From Rollo May’s The Courage to Create.

The significance of limits in art is seen most clearly when we consider the question of form.  Form provides the essential boundaries and structure for the creative act.  It is no accident that the art critic Clive Bell, in his books about Cézanne, cites “significant form” as the key to understanding the great painter’s work.

Let us say I draw a rabbit on a blackboard.  You say, “There’s a rabbit.”  In reality there is nothing at all on the blackboard except the simple line I have made: no protrusion, nothing three dimensional, no indentation.  It is the same blackboard as it was, and there can be no rabbit “on” it.  You see only my chalk line, which may be infinitesimally narrow.  This line limits the content.  It says what space is within the picture and what is outside—it is a pure limiting to that particular form.  The rabbit appears because you have accepted my communication that this space within the line is that which I wish to demarcate.

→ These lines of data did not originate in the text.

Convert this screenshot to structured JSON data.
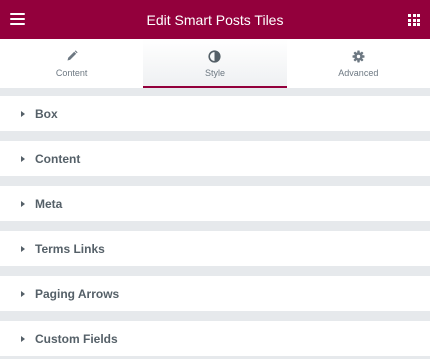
{
  "header": {
    "title": "Edit Smart Posts Tiles"
  },
  "tabs": [
    {
      "label": "Content",
      "icon": "pencil-icon"
    },
    {
      "label": "Style",
      "icon": "half-circle-icon"
    },
    {
      "label": "Advanced",
      "icon": "gear-icon"
    }
  ],
  "active_tab": "Style",
  "sections": [
    {
      "label": "Box"
    },
    {
      "label": "Content"
    },
    {
      "label": "Meta"
    },
    {
      "label": "Terms Links"
    },
    {
      "label": "Paging Arrows"
    },
    {
      "label": "Custom Fields"
    }
  ],
  "colors": {
    "brand": "#93003c",
    "text": "#556068",
    "muted": "#6d7882",
    "background": "#e6e9ec"
  }
}
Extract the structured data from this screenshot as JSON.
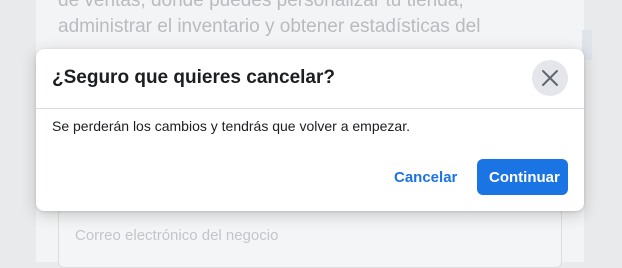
{
  "background": {
    "intro_text": "de ventas, donde puedes personalizar tu tienda, administrar el inventario y obtener estadísticas del",
    "email_placeholder": "Correo electrónico del negocio"
  },
  "dialog": {
    "title": "¿Seguro que quieres cancelar?",
    "message": "Se perderán los cambios y tendrás que volver a empezar.",
    "close_icon": "close-icon",
    "cancel_label": "Cancelar",
    "continue_label": "Continuar"
  },
  "colors": {
    "primary": "#1b74e4",
    "text": "#1c1e21",
    "close_bg": "#e4e6eb"
  }
}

There is in this limiting a nonmaterial character, a spiritual character if you will, that is necessary in all creativity.  Hence, form and, similarly, design, plan, and pattern all refer to a nonmaterial meaning present in the limits.

Our discussion of form demonstrates something else—that the object you see is a product both of your subjectivity and external reality.  The form is born out of a dialectical relation between my brain (which is subjective, in me) and the object that I see external to me (which is objective).  As Immanuel Kant insisted, we not only know the world, but the world at the same time conforms to our ways of knowing.  Incidentally, note the word conform—the world forms itself “with,” it takes on our forms.

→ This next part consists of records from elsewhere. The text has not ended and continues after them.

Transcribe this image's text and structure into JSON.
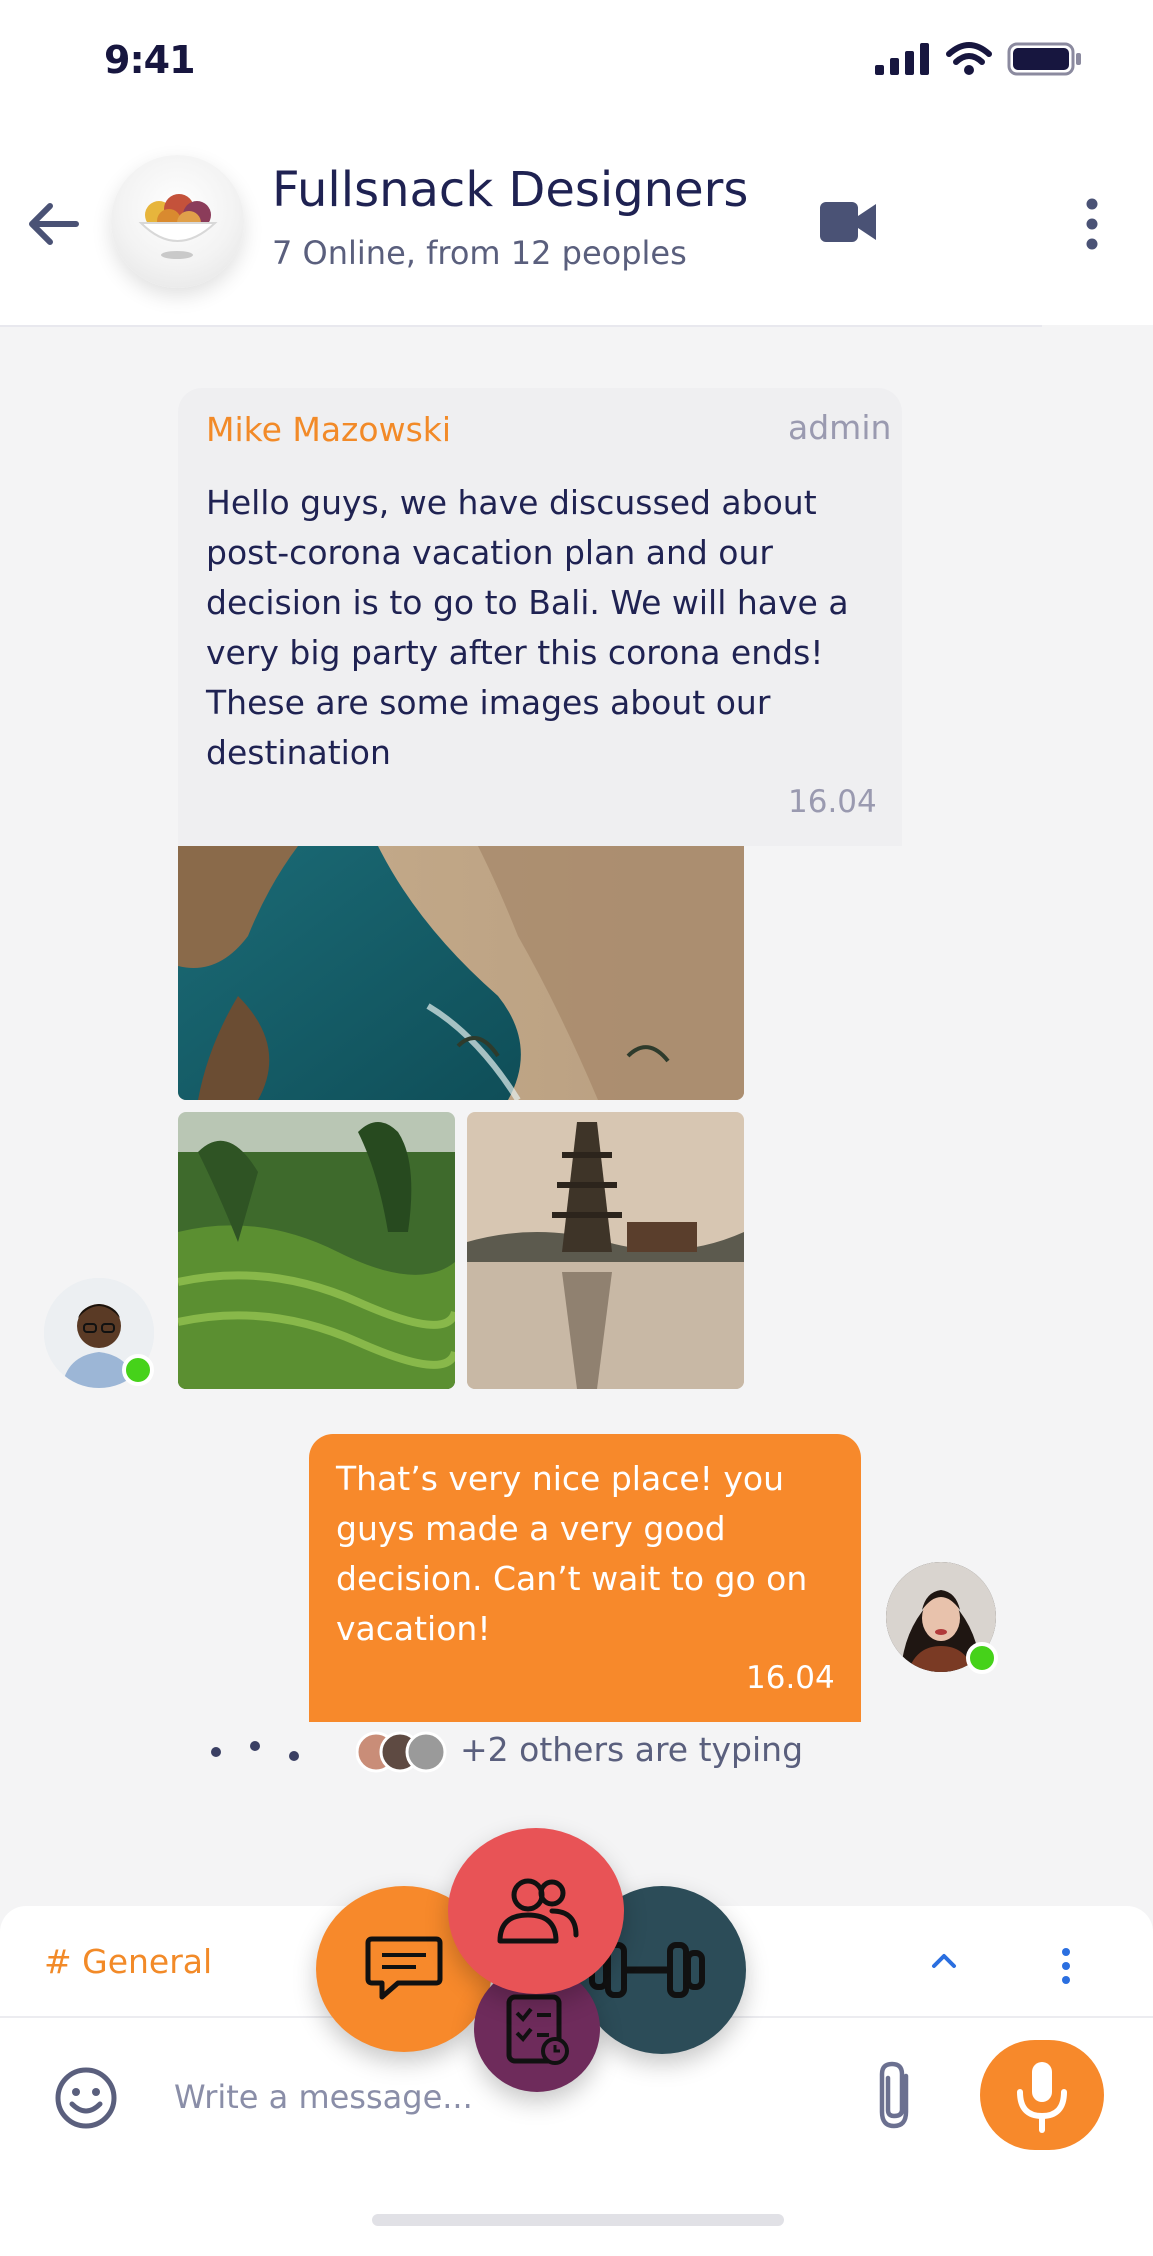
{
  "status_bar": {
    "time": "9:41",
    "icons": [
      "signal-icon",
      "wifi-icon",
      "battery-icon"
    ]
  },
  "header": {
    "title": "Fullsnack Designers",
    "subtitle": "7 Online, from 12 peoples",
    "icons": [
      "back-arrow-icon",
      "video-camera-icon",
      "more-vertical-icon"
    ]
  },
  "messages": [
    {
      "sender": "Mike Mazowski",
      "role": "admin",
      "text": "Hello guys, we have discussed about post-corona vacation plan and our decision is to go to Bali. We will have a very big party after this corona ends! These are some images about our destination",
      "time": "16.04",
      "images": [
        "bali-coast-cliff",
        "rice-terraces",
        "water-temple"
      ]
    },
    {
      "text": "That’s very nice place! you guys made a very good decision. Can’t wait to go on vacation!",
      "time": "16.04"
    }
  ],
  "typing": {
    "text": "+2 others are typing"
  },
  "channel": {
    "label": "# General"
  },
  "composer": {
    "placeholder": "Write a message..."
  },
  "fab_menu": {
    "icons": [
      "chat-icon",
      "people-icon",
      "dumbbell-icon",
      "task-list-icon"
    ]
  },
  "colors": {
    "accent": "#f7892b",
    "primary_text": "#1f2252",
    "secondary_text": "#5a5f7d",
    "online": "#46d21a",
    "fab_chat": "#f7892b",
    "fab_people": "#e85356",
    "fab_gym": "#2c4c58",
    "fab_tasks": "#6e2b5b"
  }
}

The trouble begins whenever anyone dogmatically sets himself of herself up to defend either extreme.  On the one hand, when an individual insists on his or her own subjectivity and follows exclusively his or her own imagination, we have a person whose flights of fancy may be interesting but who never really relates to the objective world.  When, on the other hand, an individual insists that there is nothing “there” except empirical reality, we have a technologically minded person who would impoverish and oversimplify his or her and our lives.  Our perception is determined by our imagination as well as by the empirical facts of the outside world.

In a sense, this ties into what May says earlier in the book, something I love: “Thus the artists—in which term I hereafter include the poets, musicians, dramatists, plastic artists, as well as saints—are a ‘dew’ line, to use McLuhan’s phrase; they give us a ‘distant early warning’ of what is happening to our culture.  In the art of our day we see symbols galore of alienation and anxiety.  But at the same time there is form amid discord, beauty amid ugliness, some human love in the midst of hatred—a love that temporarily triumphs over death but always loses out in the long run.  The artists thus express the spiritual meaning of their culture.  Our problem is: Can we read their meaning aright?”

For those of you who are unfamiliar with that original quote by McLuhan, here it is:

I think of art, at its most significant, as a DEW line, a Distant Early Warning system that can always be relied on to tell the old culture what is beginning to happen to it.  —Marshall McLuhan

I want to be a dew line.  How about you?